Posted on 2026/03/30



台湾の半導体大手、聯發科(MediaTek)は、副董事長兼最高経営責任者(CEO)の蔡力行氏が COMPUTEX 2026 で基調講演を行うと明らかにした。講演は 6月3日、台北南港展覧館2館 で実施する予定だ。生成AIの活用がクラウド中心の運用から端末側へと広がるなか、同社は今回の講演を通じて、AIをデータセンターから日常生活に近いエッジ機器へと拡張する戦略を打ち出す。
蔡氏は講演で、AIを百萬瓩級の大規模データセンターから、日常的に使用されるスマートエッジ機器へと広げていく方向性を示す見通しだ。あわせて次のAI進化の波を展望し、同社の先端技術がAIの普及をどう後押しし、「誰もがスマートにつながる生活」をどう実現していくのかを説明するとみられる。
AI半導体市場ではこれまで、学習用GPUやサーバー向けインフラが注目を集めてきた。一方で足元では、推論処理を端末や周辺機器側に分散させる「エッジAI」への関心が急速に高まっている。処理遅延の抑制や消費電力の最適化、通信負荷の軽減、さらにはデータ保護の観点からも、クラウドと端末を組み合わせた分散型の計算基盤が重要性を増している。
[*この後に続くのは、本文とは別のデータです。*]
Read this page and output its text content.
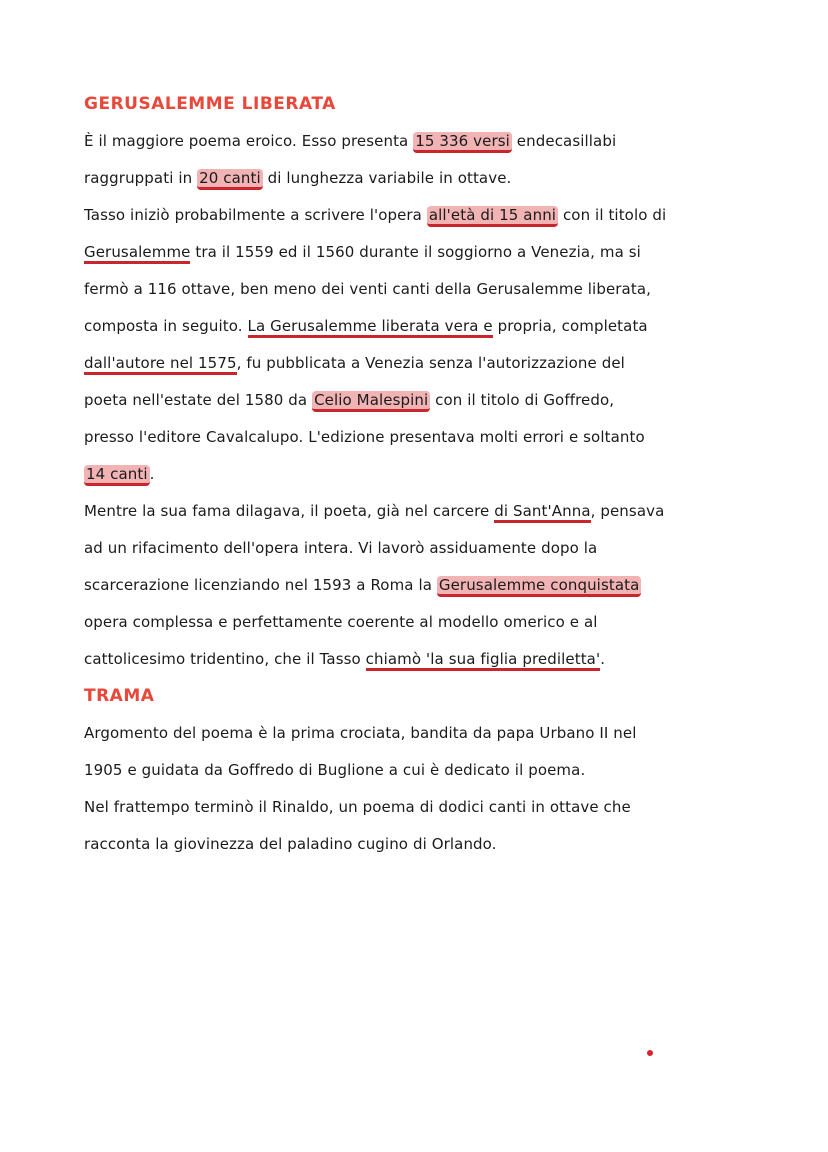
GERUSALEMME LIBERATA
È il maggiore poema eroico. Esso presenta 15 336 versi endecasillabi
raggruppati in 20 canti di lunghezza variabile in ottave.
Tasso iniziò probabilmente a scrivere l'opera all'età di 15 anni con il titolo di
Gerusalemme tra il 1559 ed il 1560 durante il soggiorno a Venezia, ma si
fermò a 116 ottave, ben meno dei venti canti della Gerusalemme liberata,
composta in seguito. La Gerusalemme liberata vera e propria, completata
dall'autore nel 1575, fu pubblicata a Venezia senza l'autorizzazione del
poeta nell'estate del 1580 da Celio Malespini con il titolo di Goffredo,
presso l'editore Cavalcalupo. L'edizione presentava molti errori e soltanto
14 canti .
Mentre la sua fama dilagava, il poeta, già nel carcere di Sant'Anna, pensava
ad un rifacimento dell'opera intera. Vi lavorò assiduamente dopo la
scarcerazione licenziando nel 1593 a Roma la Gerusalemme conquistata
opera complessa e perfettamente coerente al modello omerico e al
cattolicesimo tridentino, che il Tasso chiamò 'la sua figlia prediletta'.
TRAMA
Argomento del poema è la prima crociata, bandita da papa Urbano II nel
1905 e guidata da Goffredo di Buglione a cui è dedicato il poema.
Nel frattempo terminò il Rinaldo, un poema di dodici canti in ottave che
racconta la giovinezza del paladino cugino di Orlando.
こうした流れの中で、MediaTekは低消費電力設計や高集積SoCで培った強みを生かし、モバイル向け半導体の枠を超えてAI時代の主要プレーヤーとしての存在感を高めようとしている。スマートフォン向けチップで築いた事業基盤を軸に、近年は車載、IoT、通信、クラウド関連などへ事業領域を広げており、AIを新たな成長ドライバーとして位置付ける姿勢を鮮明にしている。
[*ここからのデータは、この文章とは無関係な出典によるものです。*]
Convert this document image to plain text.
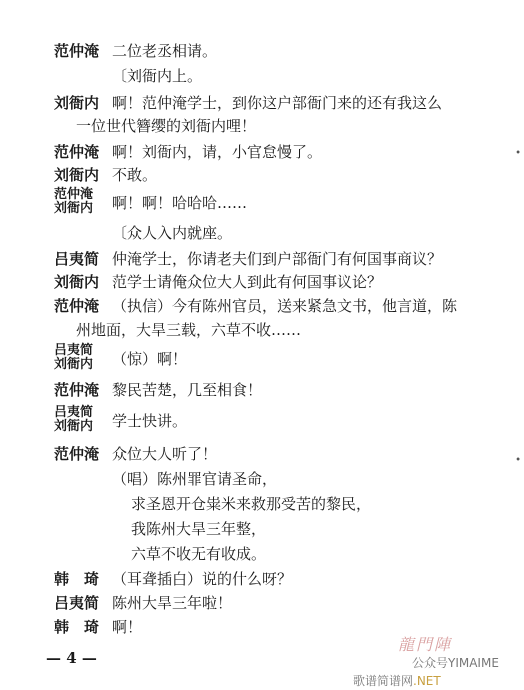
范仲淹 二位老丞相请。
〔刘衙内上。
刘衙内 啊！范仲淹学士，到你这户部衙门来的还有我这么
一位世代簪缨的刘衙内哩！
范仲淹 啊！刘衙内，请，小官怠慢了。
刘衙内 不敢。
范仲淹
刘衙内 啊！啊！哈哈哈……
〔众人入内就座。
吕夷简 仲淹学士，你请老夫们到户部衙门有何国事商议？
刘衙内 范学士请俺众位大人到此有何国事议论？
范仲淹 （执信）今有陈州官员，送来紧急文书，他言道，陈
州地面，大旱三载，六草不收……
吕夷简
刘衙内 （惊）啊！
范仲淹 黎民苦楚，几至相食！
吕夷简
刘衙内 学士快讲。
范仲淹 众位大人听了！
（唱）陈州罪官请圣命，
求圣恩开仓粜米来救那受苦的黎民，
我陈州大旱三年整，
六草不收无有收成。
韩　琦 （耳聋插白）说的什么呀？
吕夷简 陈州大旱三年啦！
韩　琦 啊！
— 4 —
龍門陣
公众号YIMAIME
歌谱简谱网.NET
•
•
蔡氏は半導体・通信産業での豊富な経営経験を背景に、MediaTekの技術高度化と事業構造の転換を主導してきた。スマートフォン市場の成長鈍化が意識されるなか、同社がAI関連分野でどこまで新たな収益機会を取り込めるかが、中長期の成長戦略を左右する。COMPUTEX 2026での講演は、MediaTekが次の10年を見据え、AI分野でどのような技術ビジョンと産業ポジションを描くのかを示す場となりそうだ。